Carminati-show a Mafia Capitale: «Sono un fascista e me ne vanto»

29 Mar 2017 13:38 - di Francesca De Ambra

«Vecchio fascista sì, “arnese” dei Servizi mai». Ci tiene Massimo Carminati, il Nero di Romanzo Criminale, ex-terrorista dei Nar (Nucleai armati rivoluzionari) meglio noto come “er Cecato” per via di un occhio perduto nel corso di un conflitto a fuoco con i carabinieri, a precisare di aver gestito il proprio curriculum criminale in perfetta autonomia senza mai prestarsi ai giochetti di barbe finte e 007. E avrà senz’altro le sue ragioni a farlo nella veste di imputato principale (l’altro è il “rosso” Salvatore Buzzi) nel processo “Mafia Capitale“.

Carminati: «Processo ridicolo»

Un processo, anzi un maxiprocesso che Carminati, interrogato oggi in collegamento in videoconferenza dal carcere di Parma, nell’aula bunker di Rebibbia, non ha esitato a definire «una cosa ridicola» dopo un esordio è da fermo immagine il suo esordio: «Sono un vecchio fascista degli anni ’70, sono contento di essere così, di essere quello che sono. Mi offendo quando mi dicono che sono dei servizi segreti». Le risposte di Carminati sono arrivate in un’aula bunker affollata come non mai. Tanti i curiosi, spinti soprattutto dalla voglia di capire che cosa ci sia di veramente “mafioso” in questa brutta storia di ordinaria corruzione capitolina. Ma anche di capirne di più sui «mondi di sopra, di sotto e di mezzo» di cui Carminati e Buzzi parlavano ignari delle intercettazioni degli investigatori. E Carminati non si fa pregare. Lui, spiega, appartiene «al mondo di sotto», quello degli «onesti».

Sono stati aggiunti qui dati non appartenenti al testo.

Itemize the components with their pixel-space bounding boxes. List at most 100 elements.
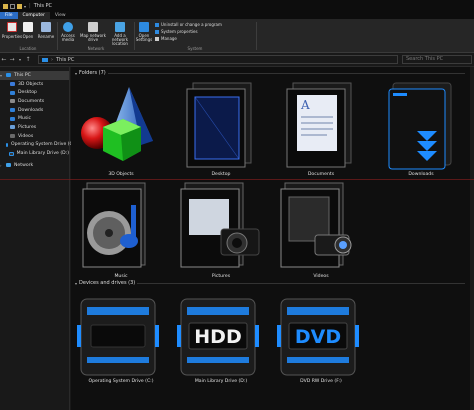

«Non ho mai conosciuto Alemanno»

Niente a che vedere con i «sòla» dei piani alti. «Noi abbiamo solo tre comandamenti ma li rispettiamo, le anime belle di sopra ne hanno dieci ma non ne rispettano neanche uno». Il riferimento è a lavori eseguiti in un campo nomadi e mai pagati dalla giunta Alemanno: «La prova che non conosco Alemanno e Antonio Lucarelli (all’epoca capo della segreteria del sindaco, ndr) – ha detto Carminati – è proprio questa». Il che non fa una grinza sotto il profilo logico, della verità storica e di quella processuale. C’è il tempo anche per spiegare i soldi in nero ricevuti da Buzzi, definito «grande imprenditore»: «Lo facevo per non pagare i danni alle parti civili cui ero stato condannato nei vari processi». Solo per il furto del caveau al tribunale di Roma, ha ricordato, deve ancora risarcire danni 20 miliardi (di lire, ndr). «Non dico che sono una “mammoletta” ha infine ammesso – ma se fossi quello che dicono sarei Superman». Logico anche questo.